'Death' of China futures trading amid tight limits and probe into short selling
October trading volume slumps to five-year-low of 158.5 million yuan after securities regulator imposes tight limits and probes short selling
Once the world's most heavily traded futures market, the China Financial Futures Exchange just ended its worst month in years as it awaits results from investigations launched by the securities regulator.
Monthly volume on the exchange in October fell to a five-year-low of 158.5 million yuan, from a record high of 8.8 billion yuan just four months earlier, or what equated to "the death of a market", according to insiders.
Trading volume in the burgeoning market took a precipitous dive starting in August after the China Securities Regulatory Commission slapped tight margin requirements and position limits on futures trading.
Experts are now projecting a slow recovery and a long wait for an end to the tight limits put in place.
"Our view is that they will slowly restore the market by lifting one by one some of the limitations," Zheng Tao, an analyst at GF Securities' derivative trading desk in Guangzhou, said of the regulator, which is investigating trading houses for "malicious" short selling.
An easing of restrictions could come as soon as the end of the year, Zheng added, as some of the early conclusions to the investigations are reached.
China's securities market began a more than 40 per cent plummet in June. That led investors to hedge their investments with short positions, accounting for the great volume on the futures exchange in July.
By August, investigations into many of the country's biggest brokerages were announced and the regulator accused traders of manipulating the market.

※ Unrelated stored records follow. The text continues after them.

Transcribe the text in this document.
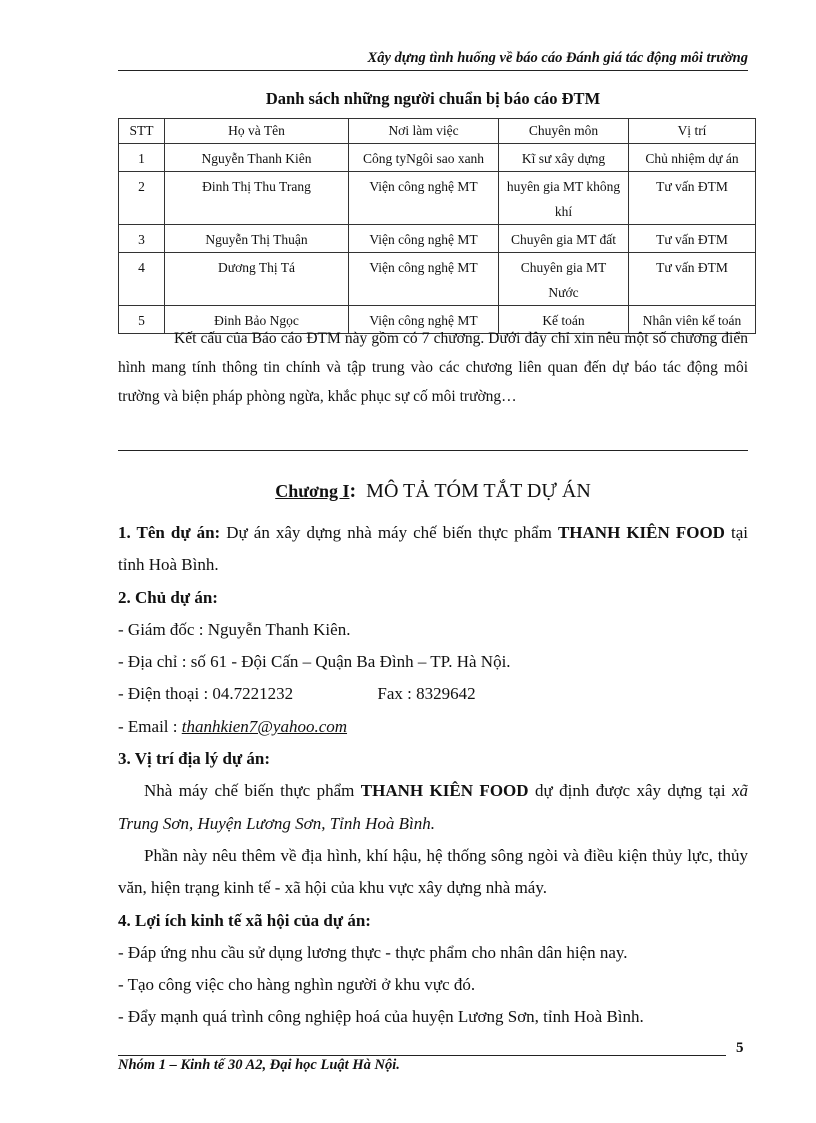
Xây dựng tình huống về báo cáo Đánh giá tác động môi trường
Danh sách những người chuẩn bị báo cáo ĐTM
STT	Họ và Tên	Nơi làm việc	Chuyên môn	Vị trí
1	Nguyễn Thanh Kiên	Công tyNgôi sao xanh	Kĩ sư xây dựng	Chủ nhiệm dự án
2	Đinh Thị Thu Trang	Viện công nghệ MT	huyên gia MT không khí	Tư vấn ĐTM
3	Nguyễn Thị Thuận	Viện công nghệ MT	Chuyên gia MT đất	Tư vấn ĐTM
4	Dương Thị Tá	Viện công nghệ MT	Chuyên gia MT Nước	Tư vấn ĐTM
5	Đinh Bảo Ngọc	Viện công nghệ MT	Kế toán	Nhân viên kế toán

Kết cấu của Báo cáo ĐTM này gồm có 7 chương. Dưới đây chỉ xin nêu một số chương điển hình mang tính thông tin chính và tập trung vào các chương liên quan đến dự báo tác động môi trường và biện pháp phòng ngừa, khắc phục sự cố môi trường…

Chương I: MÔ TẢ TÓM TẮT DỰ ÁN

1. Tên dự án: Dự án xây dựng nhà máy chế biến thực phẩm THANH KIÊN FOOD tại tỉnh Hoà Bình.

2. Chủ dự án:

- Giám đốc : Nguyễn Thanh Kiên.

- Địa chỉ : số 61 - Đội Cấn – Quận Ba Đình – TP. Hà Nội.

- Điện thoại : 04.7221232	Fax : 8329642

- Email : thanhkien7@yahoo.com

3. Vị trí địa lý dự án:

Nhà máy chế biến thực phẩm THANH KIÊN FOOD dự định được xây dựng tại xã Trung Sơn, Huyện Lương Sơn, Tỉnh Hoà Bình.

Phần này nêu thêm về địa hình, khí hậu, hệ thống sông ngòi và điều kiện thủy lực, thủy văn, hiện trạng kinh tế - xã hội của khu vực xây dựng nhà máy.

4. Lợi ích kinh tế xã hội của dự án:

- Đáp ứng nhu cầu sử dụng lương thực - thực phẩm cho nhân dân hiện nay.

- Tạo công việc cho hàng nghìn người ở khu vực đó.

- Đẩy mạnh quá trình công nghiệp hoá của huyện Lương Sơn, tỉnh Hoà Bình.

5
Nhóm 1 – Kinh tế 30 A2, Đại học Luật Hà Nội.
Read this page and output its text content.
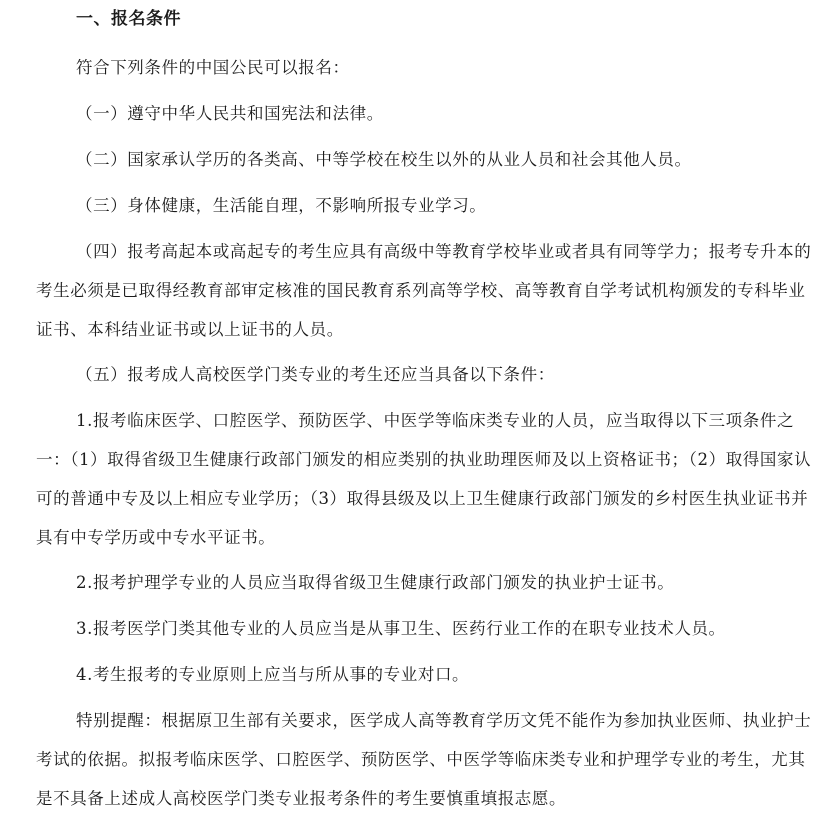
一、报名条件

符合下列条件的中国公民可以报名：

（一）遵守中华人民共和国宪法和法律。

（二）国家承认学历的各类高、中等学校在校生以外的从业人员和社会其他人员。

（三）身体健康，生活能自理，不影响所报专业学习。

（四）报考高起本或高起专的考生应具有高级中等教育学校毕业或者具有同等学力；报考专升本的考生必须是已取得经教育部审定核准的国民教育系列高等学校、高等教育自学考试机构颁发的专科毕业证书、本科结业证书或以上证书的人员。

（五）报考成人高校医学门类专业的考生还应当具备以下条件：

1.报考临床医学、口腔医学、预防医学、中医学等临床类专业的人员，应当取得以下三项条件之一：（1）取得省级卫生健康行政部门颁发的相应类别的执业助理医师及以上资格证书；（2）取得国家认可的普通中专及以上相应专业学历；（3）取得县级及以上卫生健康行政部门颁发的乡村医生执业证书并具有中专学历或中专水平证书。

2.报考护理学专业的人员应当取得省级卫生健康行政部门颁发的执业护士证书。

3.报考医学门类其他专业的人员应当是从事卫生、医药行业工作的在职专业技术人员。

4.考生报考的专业原则上应当与所从事的专业对口。

特别提醒：根据原卫生部有关要求，医学成人高等教育学历文凭不能作为参加执业医师、执业护士考试的依据。拟报考临床医学、口腔医学、预防医学、中医学等临床类专业和护理学专业的考生，尤其是不具备上述成人高校医学门类专业报考条件的考生要慎重填报志愿。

Before those investigations are concluded, there is little chance that China's futures market will be brought back to life.
"The investigations need to be completed before the restrictions can be lifted," said Hong Hao, chief strategist at Bocom International in Hong Kong. "Even if you clean up the market, someone has to take responsibility."
Along with the Chinese brokers accused of market manipulation, CSRC also froze Citadel Securities' trading account, the first time the regulator took action against a foreign firm.
The sluggish trading data caps an otherwise promising week for China's futures market after a joint venture agreement was signed between two Chinese exchanges and the country's foreign exchange trading operator with Germany's stock exchange operator Deutsche Boerse on Thursday at a meeting between the two countries' leaders.
Under the agreement, yuan-denominated offshore products, including bonds and exchange traded funds, will launch in Germany on November 18.